STEP1:新しい水準設定の方向性を決める

 賃金制度改革の目的によって、新しい水準設定の方向性も自ら決まってきます。具体的には、新しい基本給の水準を「①引き上げる/②引き下げる/③現状維持」のいずれにするかを決めることになります。

 例えば、新制度の改定目的が「人件費の高止まりを是正する」ということであれば、新しい基本給の水準は「引き下げる」方向になるでしょう。また、新制度の改定目的が「業界内において採用競争力のある報酬水準を設定する」ということであれば、新しい基本給の水準は「引き上げる」方向になります。

STEP2:ポリシーラインを決める

 ポリシーラインとは、各等級の基本給レンジにおける中心となる金額のことです(※あくまでも“設計上の中心金額”を意味するものであり、金額的な”中央値”を意味するものではありません)。 このポリシーラインを設定するにあたっては、設定ターゲットをどこに置くかがポイントになります。

 主な設定ターゲットとしては、以下の4通りです。

  1. ①業界水準(や世間水準)をターゲットに据える
  2. ②現行水準をターゲットに据える
  3. ③等級間格差をターゲットに据える
  4. ④上記①~④のうち、2~3つを同時にターゲットに据える

 設定ターゲットが決まると、当該ターゲットからの引き上げ/引き下げ幅を決めます。これについては、制度改定の方向性に基いて政策的に決定します。

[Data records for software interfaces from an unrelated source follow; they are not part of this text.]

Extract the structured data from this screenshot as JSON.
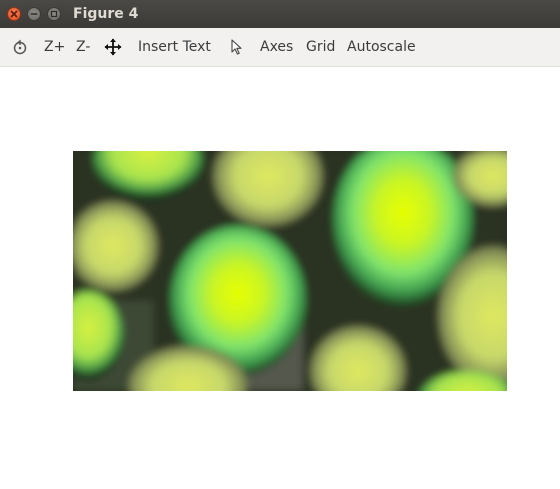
{
  "window": {
    "title": "Figure 4"
  },
  "toolbar": {
    "reset_icon": "reset-view-icon",
    "zoom_in_label": "Z+",
    "zoom_out_label": "Z-",
    "pan_icon": "move-arrows-icon",
    "insert_text_label": "Insert Text",
    "select_icon": "cursor-pointer-icon",
    "axes_label": "Axes",
    "grid_label": "Grid",
    "autoscale_label": "Autoscale"
  },
  "figure": {
    "content": "blurred pixelated image of green-yellow cells on dark background",
    "colors": {
      "background_dark": "#1f2a1a",
      "cell_edge": "#2f6b3a",
      "cell_mid": "#7be06a",
      "cell_core": "#e6ff00",
      "pale_cell": "#c8d878"
    }
  }
}
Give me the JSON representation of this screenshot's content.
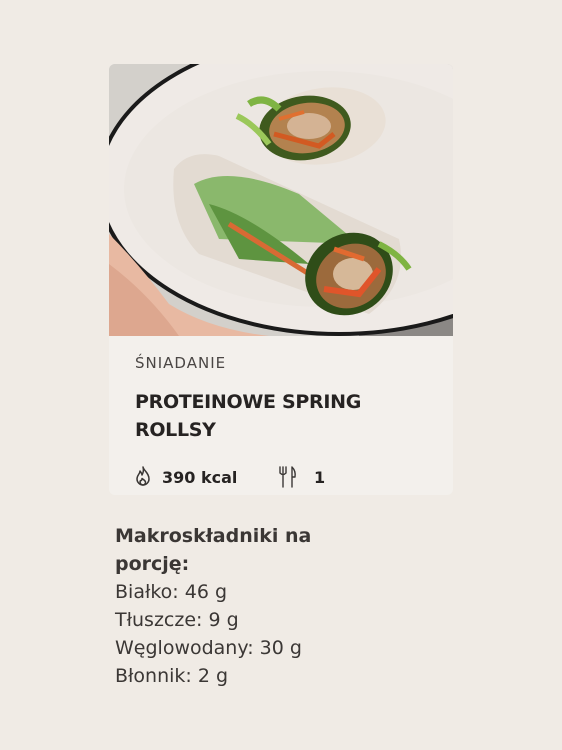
{
  "recipe_card": {
    "image_alt": "Proteinowe spring rollsy na talerzu",
    "category": "ŚNIADANIE",
    "title": "PROTEINOWE SPRING ROLLSY",
    "calories": "390 kcal",
    "servings": "1",
    "icons": {
      "calories": "flame-icon",
      "servings": "cutlery-icon"
    }
  },
  "macros": {
    "heading": "Makroskładniki na porcję:",
    "items": [
      "Białko: 46 g",
      "Tłuszcze: 9 g",
      "Węglowodany: 30 g",
      "Błonnik: 2 g"
    ]
  },
  "colors": {
    "page_background": "#f0ebe5",
    "card_background": "#f3f0ec",
    "text_dark": "#262322",
    "plate_rim": "#1a1a1a"
  }
}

 例えば、世間水準と同程度に設定するのであれば、引き上げ/引き下げ幅を設けずにそのまま世間水準をポリシーラインに据えることになります。また、現行水準からの引き下げを図るのであれば、引き下げ幅について検討することが必要になります。

STEP3:レンジを決める

 ポリシーラインが決まると、それを軸に等級別のレンジ(上限額/下限額)を設計します。ポリシーラインだけでなく、このレンジの長さによっても、基本給全体の水準が左右されます。

 レンジの設定方法にもいくつかの考え方やパターンがあり、昇給方式によっても変わってきます。以下に、最も一般的な「標準モデルベース/積み上げ方式」の場合のレンジの設計方法について列挙します。

  1. ①各等級の標準モデル年数を設定する
  2. ②ポリシーラインの金額から、標準モデル年数分の昇給額を差し引いた金額を、レンジの下限額として設定する(※標準モデル年数で各等級のポリシーラインに到達する設定とする場合)
  3. ③標準モデル年数を超える滞留年数を考慮した上で、レンジの上限額(=ポリシーラインを超える部分のレンジ)を設定する

 レンジを設計する際に注意すべきことは、レンジをポリシーラインから上方向に伸ばしすぎないことです。延伸の度が過ぎると、基本給テーブルが年功的になってしまい、人件費コントロールが効きにくい仕組みになるからです。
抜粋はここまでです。